After going over some idea generation, we decided to try and build a tool to connect the grocery/supply needs of neighbors isolating at home with those already out-and-about (e.g. shopping, exercising), to make life easier for the vulnerable and to reduce the need for trips out to buy things like bread. Both of which would also have a positive impact on shops, reducing queues without impacting their sales.
What it does
Upon downloading the app and signing in, you're prompted whether you are looking to support others or whether you need something.
If you select that you need help, we ask for a few more details such as how you'd like to receive products, how much you can pay, and to pick out a few products (taken from an office-of-national-statistics list).
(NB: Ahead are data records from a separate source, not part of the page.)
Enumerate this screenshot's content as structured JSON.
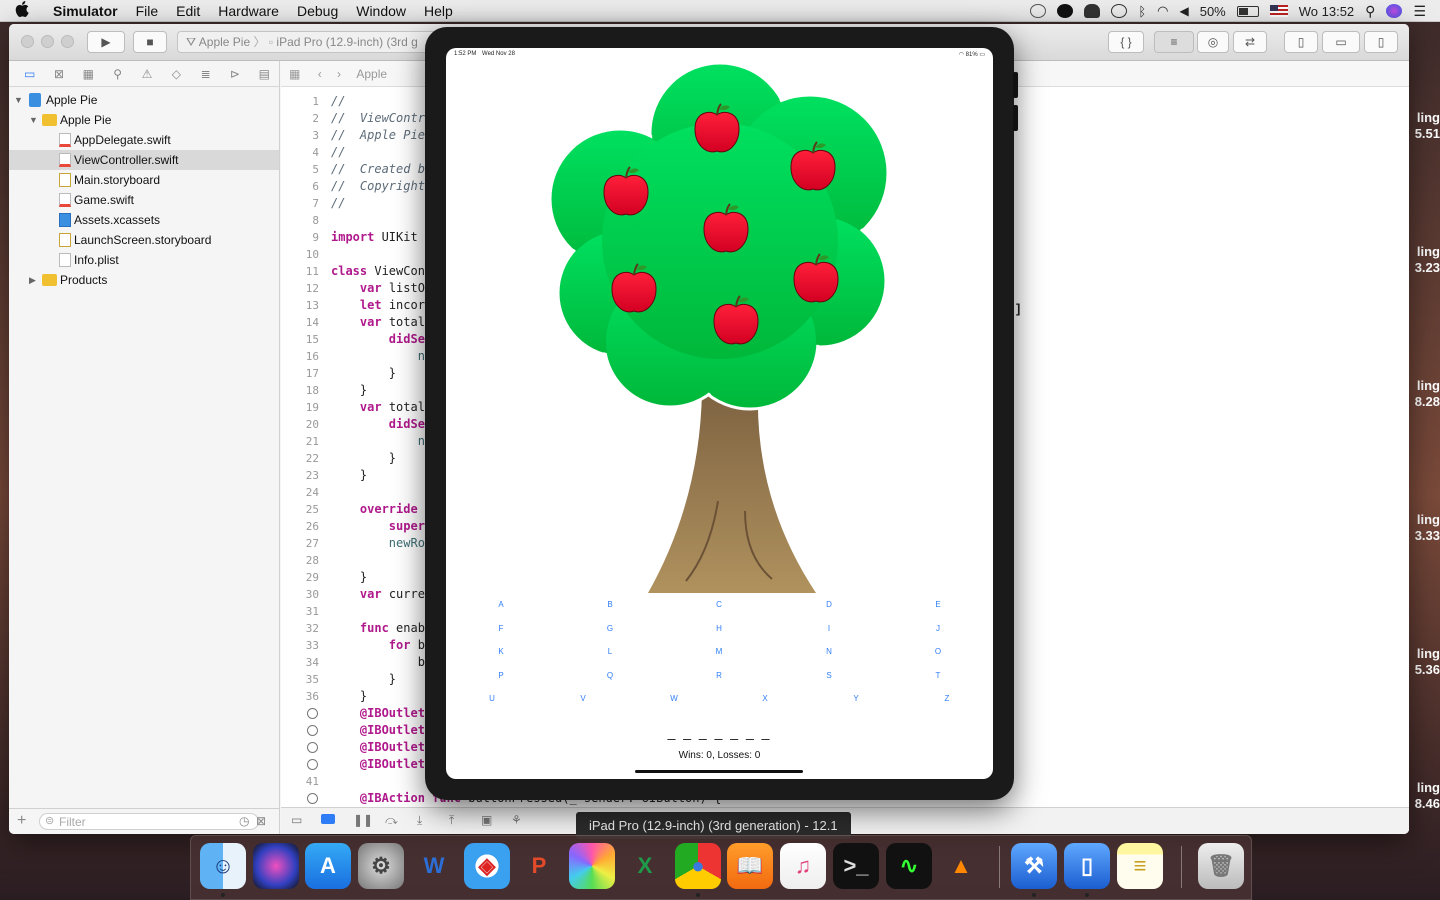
{
  "menubar": {
    "apple": "",
    "app": "Simulator",
    "items": [
      "File",
      "Edit",
      "Hardware",
      "Debug",
      "Window",
      "Help"
    ],
    "battery": "50%",
    "clock": "Wo 13:52"
  },
  "xcode": {
    "scheme": "Apple Pie",
    "device": "iPad Pro (12.9-inch) (3rd g",
    "jump_file": "Apple",
    "filter_placeholder": "Filter",
    "navigator": [
      {
        "label": "Apple Pie",
        "kind": "proj",
        "depth": 0,
        "open": true
      },
      {
        "label": "Apple Pie",
        "kind": "folder",
        "depth": 1,
        "open": true
      },
      {
        "label": "AppDelegate.swift",
        "kind": "swift",
        "depth": 2
      },
      {
        "label": "ViewController.swift",
        "kind": "swift",
        "depth": 2,
        "selected": true
      },
      {
        "label": "Main.storyboard",
        "kind": "sb",
        "depth": 2
      },
      {
        "label": "Game.swift",
        "kind": "swift",
        "depth": 2
      },
      {
        "label": "Assets.xcassets",
        "kind": "xc",
        "depth": 2
      },
      {
        "label": "LaunchScreen.storyboard",
        "kind": "sb",
        "depth": 2
      },
      {
        "label": "Info.plist",
        "kind": "plist",
        "depth": 2
      },
      {
        "label": "Products",
        "kind": "folder",
        "depth": 1,
        "open": false
      }
    ],
    "code": [
      {
        "n": "1",
        "html": "<span class='cm'>//</span>"
      },
      {
        "n": "2",
        "html": "<span class='cm'>//  ViewContr</span>"
      },
      {
        "n": "3",
        "html": "<span class='cm'>//  Apple Pie</span>"
      },
      {
        "n": "4",
        "html": "<span class='cm'>//</span>"
      },
      {
        "n": "5",
        "html": "<span class='cm'>//  Created b</span>"
      },
      {
        "n": "6",
        "html": "<span class='cm'>//  Copyright</span>"
      },
      {
        "n": "7",
        "html": "<span class='cm'>//</span>"
      },
      {
        "n": "8",
        "html": ""
      },
      {
        "n": "9",
        "html": "<span class='kw'>import</span> UIKit"
      },
      {
        "n": "10",
        "html": ""
      },
      {
        "n": "11",
        "html": "<span class='kw'>class</span> ViewCon"
      },
      {
        "n": "12",
        "html": "    <span class='kw'>var</span> listO"
      },
      {
        "n": "13",
        "html": "    <span class='kw'>let</span> incor"
      },
      {
        "n": "14",
        "html": "    <span class='kw'>var</span> total"
      },
      {
        "n": "15",
        "html": "        <span class='kw'>didSe</span>"
      },
      {
        "n": "16",
        "html": "            <span class='fn'>n</span>"
      },
      {
        "n": "17",
        "html": "        }"
      },
      {
        "n": "18",
        "html": "    }"
      },
      {
        "n": "19",
        "html": "    <span class='kw'>var</span> total"
      },
      {
        "n": "20",
        "html": "        <span class='kw'>didSe</span>"
      },
      {
        "n": "21",
        "html": "            <span class='fn'>n</span>"
      },
      {
        "n": "22",
        "html": "        }"
      },
      {
        "n": "23",
        "html": "    }"
      },
      {
        "n": "24",
        "html": ""
      },
      {
        "n": "25",
        "html": "    <span class='kw'>override</span>"
      },
      {
        "n": "26",
        "html": "        <span class='kw'>super</span>"
      },
      {
        "n": "27",
        "html": "        <span class='fn'>newRo</span>"
      },
      {
        "n": "28",
        "html": ""
      },
      {
        "n": "29",
        "html": "    }"
      },
      {
        "n": "30",
        "html": "    <span class='kw'>var</span> curre"
      },
      {
        "n": "31",
        "html": ""
      },
      {
        "n": "32",
        "html": "    <span class='kw'>func</span> enab"
      },
      {
        "n": "33",
        "html": "        <span class='kw'>for</span> b"
      },
      {
        "n": "34",
        "html": "            b"
      },
      {
        "n": "35",
        "html": "        }"
      },
      {
        "n": "36",
        "html": "    }"
      },
      {
        "n": "",
        "dot": true,
        "html": "    <span class='kw'>@IBOutlet</span>"
      },
      {
        "n": "",
        "dot": true,
        "html": "    <span class='kw'>@IBOutlet</span>"
      },
      {
        "n": "",
        "dot": true,
        "html": "    <span class='kw'>@IBOutlet</span>"
      },
      {
        "n": "",
        "dot": true,
        "html": "    <span class='kw'>@IBOutlet</span>"
      },
      {
        "n": "41",
        "html": ""
      },
      {
        "n": "",
        "dot": true,
        "html": "    <span class='kw'>@IBAction</span> <span class='kw'>func</span> buttonPressed(_ sender: UIButton) {"
      }
    ],
    "right_fragment": "]"
  },
  "simulator": {
    "status_time": "1:52 PM",
    "status_date": "Wed Nov 28",
    "status_battery": "81%",
    "letters": [
      "A",
      "B",
      "C",
      "D",
      "E",
      "F",
      "G",
      "H",
      "I",
      "J",
      "K",
      "L",
      "M",
      "N",
      "O",
      "P",
      "Q",
      "R",
      "S",
      "T",
      "U",
      "V",
      "W",
      "X",
      "Y",
      "Z"
    ],
    "word": "_ _ _ _ _ _ _",
    "score": "Wins: 0, Losses: 0",
    "tooltip": "iPad Pro (12.9-inch) (3rd generation) - 12.1"
  },
  "background_clips": [
    {
      "a": "ling",
      "b": "5.51"
    },
    {
      "a": "ling",
      "b": "3.23"
    },
    {
      "a": "ling",
      "b": "8.28"
    },
    {
      "a": "ling",
      "b": "3.33"
    },
    {
      "a": "ling",
      "b": "5.36"
    },
    {
      "a": "ling",
      "b": "8.46"
    }
  ],
  "dock": [
    "finder-icon",
    "siri-icon",
    "app-store-icon",
    "system-preferences-icon",
    "word-icon",
    "safari-icon",
    "powerpoint-icon",
    "photos-icon",
    "excel-icon",
    "chrome-icon",
    "ibooks-icon",
    "itunes-icon",
    "terminal-icon",
    "activity-monitor-icon",
    "vlc-icon",
    "xcode-icon",
    "simulator-icon",
    "notes-icon",
    "trash-icon"
  ]
}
These then go into a pool of "Requests" to be fulfilled by anyone in your area.
If you select that you'd like to support others, you're able to configure a "home zone" which is a configurable geofence around your home so that we can connect you with your neighbors. The app then idles in the background, and when we detect that you're in or near a shop, we show you the products requested by those in your area. As you find and deliver these items to someone on your normal route home, they're removed from the "Requests" pool.
How we built it
The app is built in React Native, for quick coverage of both Android and iOS platforms — which are the majority of market-share in the UK — web is also a target we can opt to build on longer term.
The back-end is a series of Lambda functions and DynamoDB tables in an AWS account for storing data atomically and quickly, and for access-and-identity we use Auth0 to ensure that personally-identifiable-information is stored safely & securely.
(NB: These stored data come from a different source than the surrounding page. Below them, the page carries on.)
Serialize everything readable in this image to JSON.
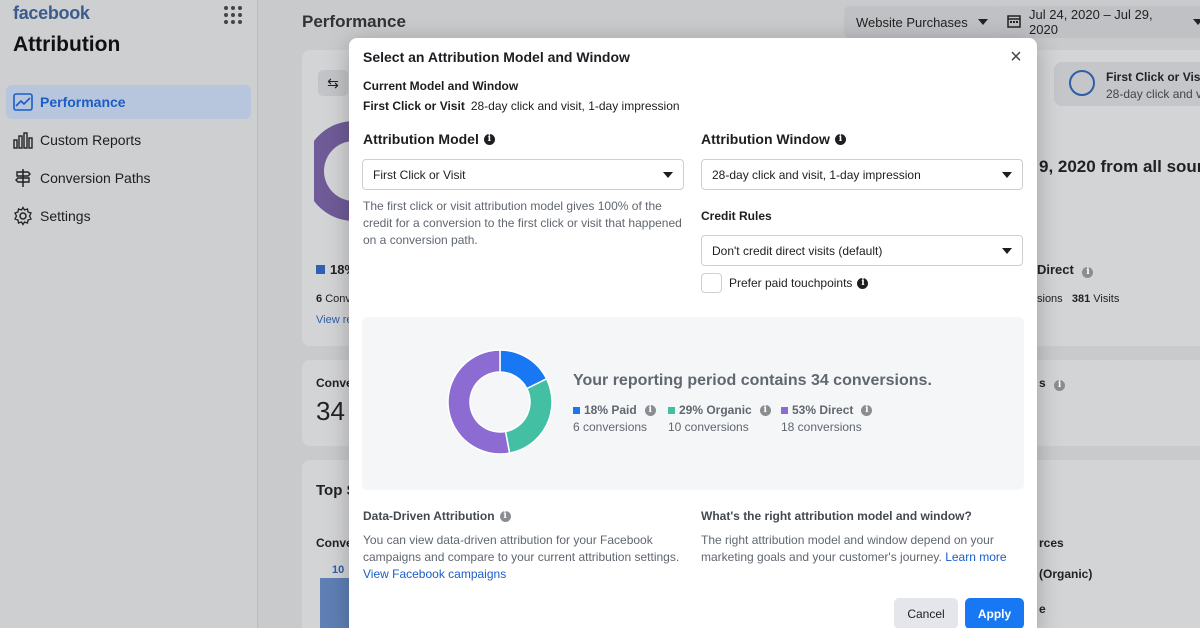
{
  "sidebar": {
    "brand": "facebook",
    "app_title": "Attribution",
    "items": [
      {
        "label": "Performance",
        "icon": "line-chart-icon"
      },
      {
        "label": "Custom Reports",
        "icon": "bar-chart-icon"
      },
      {
        "label": "Conversion Paths",
        "icon": "signpost-icon"
      },
      {
        "label": "Settings",
        "icon": "gear-icon"
      }
    ]
  },
  "header": {
    "title": "Performance",
    "metric_select": "Website Purchases",
    "date_range": "Jul 24, 2020 – Jul 29, 2020"
  },
  "background": {
    "right_card_title": "First Click or Visi",
    "right_card_sub": "28-day click and v",
    "summary_text": "9, 2020 from all sour",
    "pct_paid": "18%",
    "direct_label": "Direct",
    "conv_short": "Conv",
    "conv_count_left": "6",
    "view_link": "View re",
    "sessions_text": "sions",
    "visits_count": "381",
    "visits_label": "Visits",
    "conv_card_label": "Conve",
    "conv_card_value": "34",
    "top_label": "Top S",
    "conv_label2": "Conve",
    "bar_value": "10",
    "sources_label": "rces",
    "organic_label": "(Organic)",
    "letter_e": "e",
    "letter_s": "s"
  },
  "modal": {
    "title": "Select an Attribution Model and Window",
    "current_heading": "Current Model and Window",
    "current_model": "First Click or Visit",
    "current_window": "28-day click and visit, 1-day impression",
    "model_label": "Attribution Model",
    "model_value": "First Click or Visit",
    "model_description": "The first click or visit attribution model gives 100% of the credit for a conversion to the first click or visit that happened on a conversion path.",
    "window_label": "Attribution Window",
    "window_value": "28-day click and visit, 1-day impression",
    "credit_rules_label": "Credit Rules",
    "credit_rules_value": "Don't credit direct visits (default)",
    "prefer_paid_label": "Prefer paid touchpoints",
    "chart_heading": "Your reporting period contains 34 conversions.",
    "legend": [
      {
        "label": "18% Paid",
        "count": "6 conversions",
        "color": "#1877f2"
      },
      {
        "label": "29% Organic",
        "count": "10 conversions",
        "color": "#43c0a4"
      },
      {
        "label": "53% Direct",
        "count": "18 conversions",
        "color": "#8c6cd2"
      }
    ],
    "data_driven_label": "Data-Driven Attribution",
    "data_driven_text": "You can view data-driven attribution for your Facebook campaigns and compare to your current attribution settings.",
    "data_driven_link": "View Facebook campaigns",
    "right_model_label": "What's the right attribution model and window?",
    "right_model_text": "The right attribution model and window depend on your marketing goals and your customer's journey.",
    "learn_more": "Learn more",
    "cancel": "Cancel",
    "apply": "Apply"
  },
  "chart_data": {
    "type": "pie",
    "categories": [
      "Paid",
      "Organic",
      "Direct"
    ],
    "values": [
      6,
      10,
      18
    ],
    "percents": [
      18,
      29,
      53
    ],
    "colors": [
      "#1877f2",
      "#43c0a4",
      "#8c6cd2"
    ]
  }
}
For analytics we use Heap analytics to refine and improve the product.
We formed a Notion page to act as the hub of our product including a Mission Statement & Vision, included a Task List with its Kanban Board view. Then we designed and evolved our architecture and wireframes on a user-journey map in Miro, which allowed us to iterate simply and quickly.
We split the effort into two streams — front-end and back-end, and each is its own codebase & deployment pipeline.
Challenges we ran into
- Finding 'standardised' products with pricing — For these we found the ONS data-set of products in the UK, and built a process for visualising these in the app more simply.
- Geofencing and push-notifications — Hard to test without going outdoors much! Also we weren't able to find a commodity solution for deciding when we send a push notification so had to do a lot of this work in the app which is inefficient for the devices.
- Time commitment & planning — All of our team work in the media industry and have found it hard to commit time & energy to the hack while we and our employers have adjusted to quarantine & working-from-home.
Accomplishments that we are proud of
- Building out the back-end on AWS very quickly.
- Prototyping UX and iterating on it within the react native app very quickly.
What we learned
- The ONS are a very valuable resource, and a good source of data for future projects!
- React Native is a fantastic library for building things quickly, and the development-experience with Expo is superb.
- Watching other groups — both within the hackathon and people working with public datasets — has been fascinating and we've learned a lot watching how people have drawn insights from disparate data-sets.
- Miro is a lovely tool for collab whiteboarding & planning!
- Better understanding of some of AWS's core services, and the Serverless framework.
What's next for Selfless
- Polishing the app to the point where we can try to get it into a few app-stores. From there partnering with a few community circles (potentially things like NextDoor?) to see if adoption is feasible.
- Allowing users to both request and supply things at the same time. For UX & developmental simplicity we segmented these journeys however this makes it harder for us to build a network effect.
- Exploring a "karma" system to recognise and reward people who are truly selfless. This needs to be considered very carefully however.
- We also can try to pivot this to target hospital networks for helping organise and retrieve supplies for PPE.
- Potentially securing more developmental resource if our team is comfortable continuing.